Colleges already train performers and entertainers of other kinds in their colleges of fine arts. Some of them charge non-students for admission to concerts, plays, dance recitals, and so on. The performers, as far as I know, don't get any of that money. However if those students perform outside of the university, there's nothing preventing them from profiting off of it. A drummer won't get paid for the university jazz band concert, but he can earn some scratch playing at a local bar or being a session player for a recording.
I'm not suggesting that athletes should play for their school and then go find a pro league to play for on top of it. Rather, I think a model where the players don't get paid for their playing for the school but do make money in any other way they want to could work. Sure, university theater productions don't rake in the money that football games do, but the viability of a model shouldn't be dependent on the size of the revenue in question.
Frequently, people refer to this kind of setup as the Olympic model because it's basically what Olympic athletes have. What I described, call it the performing arts model, is actually a bit beyond that.
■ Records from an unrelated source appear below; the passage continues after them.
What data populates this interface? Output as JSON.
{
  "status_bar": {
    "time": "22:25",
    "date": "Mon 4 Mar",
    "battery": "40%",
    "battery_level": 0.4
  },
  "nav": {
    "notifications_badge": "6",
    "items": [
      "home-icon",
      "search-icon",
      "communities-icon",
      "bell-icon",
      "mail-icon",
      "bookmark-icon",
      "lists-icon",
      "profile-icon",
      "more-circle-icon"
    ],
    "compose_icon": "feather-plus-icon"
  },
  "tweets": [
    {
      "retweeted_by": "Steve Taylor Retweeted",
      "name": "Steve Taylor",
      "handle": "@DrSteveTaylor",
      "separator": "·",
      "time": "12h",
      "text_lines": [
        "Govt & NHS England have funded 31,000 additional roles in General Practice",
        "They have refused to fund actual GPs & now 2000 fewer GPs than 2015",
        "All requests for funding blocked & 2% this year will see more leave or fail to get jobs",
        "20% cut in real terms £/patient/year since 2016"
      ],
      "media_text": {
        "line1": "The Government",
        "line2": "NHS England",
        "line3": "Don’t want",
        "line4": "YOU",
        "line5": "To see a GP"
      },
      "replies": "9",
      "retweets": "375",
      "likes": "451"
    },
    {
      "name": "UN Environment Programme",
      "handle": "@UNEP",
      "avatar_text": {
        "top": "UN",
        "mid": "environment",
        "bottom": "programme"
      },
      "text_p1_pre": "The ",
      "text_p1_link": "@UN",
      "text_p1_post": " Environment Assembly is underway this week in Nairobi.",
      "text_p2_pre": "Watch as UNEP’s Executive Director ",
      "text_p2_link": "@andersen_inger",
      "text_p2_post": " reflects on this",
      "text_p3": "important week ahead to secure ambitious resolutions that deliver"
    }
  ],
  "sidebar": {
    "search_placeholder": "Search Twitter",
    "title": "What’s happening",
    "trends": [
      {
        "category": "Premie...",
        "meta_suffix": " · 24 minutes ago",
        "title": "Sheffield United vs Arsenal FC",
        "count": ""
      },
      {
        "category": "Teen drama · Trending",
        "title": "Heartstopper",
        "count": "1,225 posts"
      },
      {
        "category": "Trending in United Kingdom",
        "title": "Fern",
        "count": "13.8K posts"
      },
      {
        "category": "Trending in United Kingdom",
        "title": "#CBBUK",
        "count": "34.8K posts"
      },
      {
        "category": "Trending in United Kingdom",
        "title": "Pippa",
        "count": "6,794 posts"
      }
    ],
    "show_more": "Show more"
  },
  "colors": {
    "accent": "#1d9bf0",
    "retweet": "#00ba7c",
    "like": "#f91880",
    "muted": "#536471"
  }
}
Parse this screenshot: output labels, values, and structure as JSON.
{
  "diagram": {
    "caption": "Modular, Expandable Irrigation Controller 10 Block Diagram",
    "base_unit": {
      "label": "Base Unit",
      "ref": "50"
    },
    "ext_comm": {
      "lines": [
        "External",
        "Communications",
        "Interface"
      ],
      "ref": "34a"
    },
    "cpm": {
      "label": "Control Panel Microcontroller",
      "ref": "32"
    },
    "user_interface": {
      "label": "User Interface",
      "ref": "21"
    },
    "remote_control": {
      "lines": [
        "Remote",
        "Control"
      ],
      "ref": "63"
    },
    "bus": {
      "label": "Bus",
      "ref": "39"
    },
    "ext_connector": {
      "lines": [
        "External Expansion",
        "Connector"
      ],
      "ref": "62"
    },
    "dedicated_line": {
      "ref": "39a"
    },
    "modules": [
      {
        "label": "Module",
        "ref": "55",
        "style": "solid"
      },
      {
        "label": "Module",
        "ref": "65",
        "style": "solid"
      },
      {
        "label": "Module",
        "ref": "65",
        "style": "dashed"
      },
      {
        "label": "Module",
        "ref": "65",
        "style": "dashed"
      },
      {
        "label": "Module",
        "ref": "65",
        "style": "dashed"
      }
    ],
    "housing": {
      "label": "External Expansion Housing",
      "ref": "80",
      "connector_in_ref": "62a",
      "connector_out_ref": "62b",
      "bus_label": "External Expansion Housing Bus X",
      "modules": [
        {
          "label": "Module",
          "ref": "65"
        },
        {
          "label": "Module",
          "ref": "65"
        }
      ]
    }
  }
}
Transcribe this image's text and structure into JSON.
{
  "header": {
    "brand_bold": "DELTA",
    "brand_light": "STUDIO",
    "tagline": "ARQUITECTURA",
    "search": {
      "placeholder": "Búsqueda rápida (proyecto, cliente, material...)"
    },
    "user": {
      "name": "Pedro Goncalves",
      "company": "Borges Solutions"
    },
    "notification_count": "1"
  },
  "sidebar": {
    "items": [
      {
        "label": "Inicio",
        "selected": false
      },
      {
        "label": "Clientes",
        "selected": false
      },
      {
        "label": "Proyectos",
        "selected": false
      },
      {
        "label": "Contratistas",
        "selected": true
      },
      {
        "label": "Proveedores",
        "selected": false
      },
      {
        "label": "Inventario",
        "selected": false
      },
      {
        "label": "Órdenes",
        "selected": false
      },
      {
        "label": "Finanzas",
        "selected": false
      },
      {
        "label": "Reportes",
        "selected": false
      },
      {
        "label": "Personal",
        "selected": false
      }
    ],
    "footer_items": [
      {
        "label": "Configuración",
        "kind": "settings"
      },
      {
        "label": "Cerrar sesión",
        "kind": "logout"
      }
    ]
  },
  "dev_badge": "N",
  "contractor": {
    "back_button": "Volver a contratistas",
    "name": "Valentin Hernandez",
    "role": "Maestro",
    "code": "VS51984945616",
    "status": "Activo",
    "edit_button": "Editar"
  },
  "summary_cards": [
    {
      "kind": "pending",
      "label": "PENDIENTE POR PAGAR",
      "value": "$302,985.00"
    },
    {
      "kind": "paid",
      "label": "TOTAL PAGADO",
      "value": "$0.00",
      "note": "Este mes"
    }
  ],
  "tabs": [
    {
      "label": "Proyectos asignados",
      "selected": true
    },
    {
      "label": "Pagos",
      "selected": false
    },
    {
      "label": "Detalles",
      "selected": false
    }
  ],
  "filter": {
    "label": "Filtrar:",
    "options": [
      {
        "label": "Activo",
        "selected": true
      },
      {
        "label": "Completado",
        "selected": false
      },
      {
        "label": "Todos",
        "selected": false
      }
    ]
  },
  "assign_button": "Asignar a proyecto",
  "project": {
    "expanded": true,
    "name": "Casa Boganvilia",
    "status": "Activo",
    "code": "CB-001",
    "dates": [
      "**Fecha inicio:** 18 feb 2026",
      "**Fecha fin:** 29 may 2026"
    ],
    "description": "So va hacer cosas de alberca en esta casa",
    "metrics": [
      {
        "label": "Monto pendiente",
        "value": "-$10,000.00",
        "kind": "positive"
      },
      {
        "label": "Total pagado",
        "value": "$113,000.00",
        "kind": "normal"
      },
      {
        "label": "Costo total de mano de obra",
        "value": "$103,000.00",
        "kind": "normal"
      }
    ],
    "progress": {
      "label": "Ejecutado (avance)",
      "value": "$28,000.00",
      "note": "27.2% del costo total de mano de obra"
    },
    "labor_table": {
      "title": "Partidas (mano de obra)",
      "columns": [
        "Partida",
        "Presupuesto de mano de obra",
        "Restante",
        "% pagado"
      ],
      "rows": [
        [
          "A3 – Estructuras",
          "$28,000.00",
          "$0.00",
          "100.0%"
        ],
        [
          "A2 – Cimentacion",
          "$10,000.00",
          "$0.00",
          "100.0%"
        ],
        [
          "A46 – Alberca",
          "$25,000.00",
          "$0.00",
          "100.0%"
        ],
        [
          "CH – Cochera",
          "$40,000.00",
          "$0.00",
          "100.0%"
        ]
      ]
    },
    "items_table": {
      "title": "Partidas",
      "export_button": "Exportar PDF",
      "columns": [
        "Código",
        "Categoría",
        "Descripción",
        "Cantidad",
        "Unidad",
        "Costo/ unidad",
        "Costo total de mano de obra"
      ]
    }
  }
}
College baseball players would be able to sign contracts with minor league teams and get paid for playing the game away from school during the summer. I have no doubt it would cause conflicts between the college and pro teams, but non-athletes must balance their schoolwork, jobs, and extracurriculars. Why should athletes not have to do the same?
Anyway, I have a feeling that neither the Olympic nor the performing arts models would be viable should O'Bannon's side win this lawsuit. Schools would have to pay players. I don't have the time now to go over all of the implications of that happening, but any schools that want to stay in the game would likely need to radically change expense structures. Specifically, they'd need to reduce expenditures in other areas (read: pay coaches a lot less) in order to keep the books balanced.
I'm sure these statements from the defense have some hyperbole in them, but I doubt they'll get too far with their threats of withdrawing from big time sports. It's not the court's job to care about preserving any particular industry or business, particularly if it is indeed an unlawful one. College sports might be able to survive a loss in this case with a few changes, like adopting the Olympic model, but nothing short of a total victory for the defense will allow the current amateurism model to last beyond the trial.